In a letter, the CtW Investment Group, which currently holds around a seven per cent stake, urged other shareholders to vote against the re-election of directors G. Kennedy Thompson and John L. Hammergren and against the ratification of Ernst & Young as independent auditors.
According to the letter, Hammergren bears responsibility for the string of unsuccessful acquisitions, including the Autonomy merger, while Thompson apparently bears primary responsibility for the unusually high fees paid to Ernst & Young.

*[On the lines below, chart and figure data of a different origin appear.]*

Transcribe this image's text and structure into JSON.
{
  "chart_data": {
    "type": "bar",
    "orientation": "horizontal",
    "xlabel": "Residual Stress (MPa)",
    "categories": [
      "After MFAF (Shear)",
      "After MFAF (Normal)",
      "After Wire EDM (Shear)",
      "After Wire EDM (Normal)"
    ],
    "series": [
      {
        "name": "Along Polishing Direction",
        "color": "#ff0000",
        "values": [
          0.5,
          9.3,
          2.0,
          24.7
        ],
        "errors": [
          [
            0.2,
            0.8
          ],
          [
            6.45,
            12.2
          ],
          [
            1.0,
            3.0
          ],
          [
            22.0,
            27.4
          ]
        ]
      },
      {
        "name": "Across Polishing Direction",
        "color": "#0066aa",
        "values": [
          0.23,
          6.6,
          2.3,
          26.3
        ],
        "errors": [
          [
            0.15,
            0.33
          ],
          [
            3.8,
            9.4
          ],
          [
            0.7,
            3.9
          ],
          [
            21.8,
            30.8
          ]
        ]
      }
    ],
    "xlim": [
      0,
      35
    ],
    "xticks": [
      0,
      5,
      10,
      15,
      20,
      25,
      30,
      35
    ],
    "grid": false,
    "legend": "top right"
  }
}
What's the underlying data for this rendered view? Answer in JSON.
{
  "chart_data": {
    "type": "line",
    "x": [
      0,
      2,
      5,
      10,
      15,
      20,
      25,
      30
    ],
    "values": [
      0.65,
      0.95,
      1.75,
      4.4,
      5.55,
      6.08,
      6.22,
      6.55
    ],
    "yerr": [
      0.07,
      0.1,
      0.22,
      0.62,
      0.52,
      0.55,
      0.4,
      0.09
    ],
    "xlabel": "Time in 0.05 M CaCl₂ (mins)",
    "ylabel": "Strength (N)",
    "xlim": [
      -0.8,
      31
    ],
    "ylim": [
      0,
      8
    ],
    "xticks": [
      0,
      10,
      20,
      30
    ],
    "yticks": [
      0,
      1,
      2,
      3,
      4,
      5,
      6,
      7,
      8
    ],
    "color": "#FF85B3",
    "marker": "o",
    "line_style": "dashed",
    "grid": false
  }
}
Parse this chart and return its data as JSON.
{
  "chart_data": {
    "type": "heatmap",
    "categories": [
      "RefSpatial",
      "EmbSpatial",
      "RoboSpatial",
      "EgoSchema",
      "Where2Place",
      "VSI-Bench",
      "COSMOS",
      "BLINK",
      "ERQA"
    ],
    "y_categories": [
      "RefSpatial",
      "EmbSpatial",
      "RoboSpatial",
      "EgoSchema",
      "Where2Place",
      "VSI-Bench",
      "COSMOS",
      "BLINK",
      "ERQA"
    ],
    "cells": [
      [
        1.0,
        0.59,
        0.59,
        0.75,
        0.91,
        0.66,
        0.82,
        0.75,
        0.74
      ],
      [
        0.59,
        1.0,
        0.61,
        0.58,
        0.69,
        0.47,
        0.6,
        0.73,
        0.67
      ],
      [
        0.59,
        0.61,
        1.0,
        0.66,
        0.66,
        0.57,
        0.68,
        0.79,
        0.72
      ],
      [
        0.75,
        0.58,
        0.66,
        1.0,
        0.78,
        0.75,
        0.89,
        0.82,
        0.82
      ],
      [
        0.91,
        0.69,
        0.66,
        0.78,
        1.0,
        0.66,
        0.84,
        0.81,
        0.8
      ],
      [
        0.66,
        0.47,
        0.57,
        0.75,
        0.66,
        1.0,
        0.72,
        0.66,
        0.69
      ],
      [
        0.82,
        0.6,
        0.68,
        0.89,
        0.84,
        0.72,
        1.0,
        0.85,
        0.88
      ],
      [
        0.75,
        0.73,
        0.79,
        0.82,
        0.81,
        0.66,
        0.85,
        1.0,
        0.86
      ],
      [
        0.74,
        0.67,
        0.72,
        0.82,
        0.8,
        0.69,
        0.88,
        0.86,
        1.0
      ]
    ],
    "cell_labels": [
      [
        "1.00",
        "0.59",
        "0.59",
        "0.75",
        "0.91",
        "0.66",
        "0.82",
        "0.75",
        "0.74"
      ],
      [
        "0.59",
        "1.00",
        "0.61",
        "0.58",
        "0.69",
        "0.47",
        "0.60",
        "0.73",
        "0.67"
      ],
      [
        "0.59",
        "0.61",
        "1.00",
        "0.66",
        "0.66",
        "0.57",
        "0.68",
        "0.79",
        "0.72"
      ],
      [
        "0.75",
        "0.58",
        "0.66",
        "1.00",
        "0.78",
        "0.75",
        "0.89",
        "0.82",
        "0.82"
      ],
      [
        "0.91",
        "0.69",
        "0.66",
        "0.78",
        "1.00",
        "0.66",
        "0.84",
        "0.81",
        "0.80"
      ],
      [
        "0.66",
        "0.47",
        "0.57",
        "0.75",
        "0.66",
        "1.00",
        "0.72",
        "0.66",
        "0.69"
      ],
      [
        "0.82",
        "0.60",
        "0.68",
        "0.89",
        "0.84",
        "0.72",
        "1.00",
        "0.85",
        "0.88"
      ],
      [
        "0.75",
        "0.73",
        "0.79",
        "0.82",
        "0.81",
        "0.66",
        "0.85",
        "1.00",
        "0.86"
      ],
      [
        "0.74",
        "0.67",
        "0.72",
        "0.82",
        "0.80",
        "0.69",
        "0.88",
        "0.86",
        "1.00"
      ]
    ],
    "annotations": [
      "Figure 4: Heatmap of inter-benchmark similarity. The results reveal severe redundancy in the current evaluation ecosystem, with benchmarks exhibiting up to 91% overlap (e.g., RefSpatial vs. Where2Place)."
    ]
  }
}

Meanwhile, the letter also expresses ‘grave concerns’ over Ernst & Young, which provided advice over the acquisitions and presided over the tax situation that is currently being investigated by a US Senate subcommittee. It also questioned the high fees being paid to the company and said that this may have compromised its effectiveness as an outside auditor.
“Despite membership changes, we believe the board is hobbled by years’ worth of poor judgment, lack of accountability and weak oversight of critical functions,” stated CtW’s research director, Richard Clayton, in the letter.
“Since last year’s meeting, the company has announced approximately $17 billion in write-downs associated with past acquisitions, including $8.8 billion attributable to the 2011 acquisition of Autonomy. Moreover, the board continues to neglect what we view as the conflicted relationships with independent auditor Ernst & Young.”